Clubs and esports teams in particular should also be aware of the sporting regulations imposed by the relevant governing bodies, leagues and tournament operators. Esports teams, for example, should be alive to the fact that Riot Games have strict regulations relating to the promotion of crypto sponsorships at Riot-sanctioned events. In order to mitigate this risk, rights holders should ensure that there is provision in the sponsorship agreement clarifying that they will not be in breach if the delivery of the sponsorship rights is prohibited by applicable sporting, advertisement or government regulations. Ideally, they should also have a right to terminate the deal.

5. Financial security – think about how the deal is structured

As is widely reported across mainstream media, cryptocurrencies are extremely volatile assets; and the companies operating within the crypto sector are often no different. It is therefore important for rights holders to ensure that their crypto partner is “good for the money”, particularly when dealing with early-stage start-ups.

Rights holders may look to mitigate the risk of non-payment by agreeing a favourable fee structure whereby a significant portion of the sponsorship fees are front-loaded / payable upon signature, with robust termination rights in the event of non-payment. Further, depending upon the value of the deal, rights holders could alternatively insist on a letter of credit whereby a bank agrees to take on the risk of non-payment.

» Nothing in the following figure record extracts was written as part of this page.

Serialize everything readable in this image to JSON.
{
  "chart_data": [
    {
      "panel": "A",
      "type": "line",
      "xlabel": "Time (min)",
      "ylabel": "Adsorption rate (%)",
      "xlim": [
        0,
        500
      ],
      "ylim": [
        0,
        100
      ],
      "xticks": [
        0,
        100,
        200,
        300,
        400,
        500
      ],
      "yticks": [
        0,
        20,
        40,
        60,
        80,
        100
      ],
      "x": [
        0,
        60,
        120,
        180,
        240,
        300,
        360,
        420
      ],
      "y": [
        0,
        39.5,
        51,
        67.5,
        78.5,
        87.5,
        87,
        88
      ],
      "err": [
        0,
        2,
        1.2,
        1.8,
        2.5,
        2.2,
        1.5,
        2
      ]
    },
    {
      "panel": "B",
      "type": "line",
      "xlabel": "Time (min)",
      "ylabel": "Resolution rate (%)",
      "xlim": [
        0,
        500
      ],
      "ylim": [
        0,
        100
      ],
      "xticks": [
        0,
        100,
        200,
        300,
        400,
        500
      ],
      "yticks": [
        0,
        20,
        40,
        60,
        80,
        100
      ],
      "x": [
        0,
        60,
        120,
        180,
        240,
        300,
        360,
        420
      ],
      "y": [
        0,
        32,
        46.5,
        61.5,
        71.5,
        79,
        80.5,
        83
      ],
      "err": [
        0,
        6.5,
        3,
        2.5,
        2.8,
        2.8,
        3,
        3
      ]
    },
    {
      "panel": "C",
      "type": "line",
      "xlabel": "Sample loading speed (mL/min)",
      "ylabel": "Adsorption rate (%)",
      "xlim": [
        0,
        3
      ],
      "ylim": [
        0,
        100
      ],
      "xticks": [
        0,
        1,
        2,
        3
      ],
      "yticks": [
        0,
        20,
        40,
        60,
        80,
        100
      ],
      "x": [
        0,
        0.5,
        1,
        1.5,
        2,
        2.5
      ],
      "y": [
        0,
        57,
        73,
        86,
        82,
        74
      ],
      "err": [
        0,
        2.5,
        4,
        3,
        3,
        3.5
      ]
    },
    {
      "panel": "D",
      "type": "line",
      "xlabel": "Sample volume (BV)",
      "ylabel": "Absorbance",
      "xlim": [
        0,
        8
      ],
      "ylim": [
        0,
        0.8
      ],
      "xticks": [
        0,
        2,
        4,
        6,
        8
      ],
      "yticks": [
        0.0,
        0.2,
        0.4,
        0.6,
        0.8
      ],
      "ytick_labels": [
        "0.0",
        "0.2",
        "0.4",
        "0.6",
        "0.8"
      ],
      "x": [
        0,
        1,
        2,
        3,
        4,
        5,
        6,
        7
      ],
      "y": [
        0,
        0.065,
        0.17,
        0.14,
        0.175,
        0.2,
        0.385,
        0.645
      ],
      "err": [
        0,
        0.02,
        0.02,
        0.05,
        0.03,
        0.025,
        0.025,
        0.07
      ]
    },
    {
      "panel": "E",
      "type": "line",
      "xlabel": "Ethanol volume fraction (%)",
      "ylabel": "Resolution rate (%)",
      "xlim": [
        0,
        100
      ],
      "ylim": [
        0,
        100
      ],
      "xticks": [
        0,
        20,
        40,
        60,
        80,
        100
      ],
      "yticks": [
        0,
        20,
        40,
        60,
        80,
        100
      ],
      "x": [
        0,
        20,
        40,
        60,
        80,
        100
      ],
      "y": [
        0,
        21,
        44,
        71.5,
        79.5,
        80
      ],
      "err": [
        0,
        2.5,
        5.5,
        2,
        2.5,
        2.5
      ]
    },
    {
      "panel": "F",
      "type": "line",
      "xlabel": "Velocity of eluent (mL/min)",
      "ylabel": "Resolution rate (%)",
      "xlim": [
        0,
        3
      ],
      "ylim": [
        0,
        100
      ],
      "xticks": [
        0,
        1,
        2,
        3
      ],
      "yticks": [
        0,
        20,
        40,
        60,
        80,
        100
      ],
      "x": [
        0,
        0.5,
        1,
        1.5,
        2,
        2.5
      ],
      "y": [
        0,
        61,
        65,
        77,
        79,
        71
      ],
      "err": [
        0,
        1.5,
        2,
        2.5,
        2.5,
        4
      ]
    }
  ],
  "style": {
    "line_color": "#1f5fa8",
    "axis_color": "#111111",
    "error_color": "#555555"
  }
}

Rights holders should also be wary of accepting payments in crypto, as the volatile nature of cryptocurrencies means there is an inherent risk of the sponsorship fees depreciating in value over time.  

6. Other Considerations

When negotiating a sponsorship agreement with a crypto brand, rights holders should also give careful consideration to other ways in which they can mitigate risk. This may include, for example:

Ensuring that the rights holder has robust approval rights in respect of any advertising or marketing materials created for the purposes of activating the partnership;

  • Reducing the term of the deal, or perhaps agreeing to a shorter initial period with a rolling term thereafter;

  • Insisting that the rights holder has a right of approval over any public statements announcing the deal (it is important that rights holders are able to control the narrative and ensure that the right message is being put across to supporters);

  • Ensuring the crypto brand gives appropriate assurances regarding its intellectual property (it would be reasonable to expect the crypto brand to warrant that the rights holder’s use of its IP won’t infringe third-party rights); and

  • Ensuring that the rights holder has robust termination rights (including in respect of negative publicity, non-payment of the fees, and non-compliance with approval provisions etc.).

Conclusion

Crypto sponsorships are undoubtedly a new and exciting opportunity for sports rights holders, with obvious financial upsides and the attractive commercial opportunities associated with tapping into a younger and more diverse audience that is embracing the world of Web3, blockchain and the metaverse. However, those opportunities need to be considered in the round and weighed against the considerable legal and reputational risks associated with such partnerships; risks which are only likely to increase as governments, advertising regulators and sports governing bodies look to crack down.

[1] NFTs, for example, are not included in the government’s latest crackdown measures, but that’s not to say they won’t soon be brought within the FCA’s remit.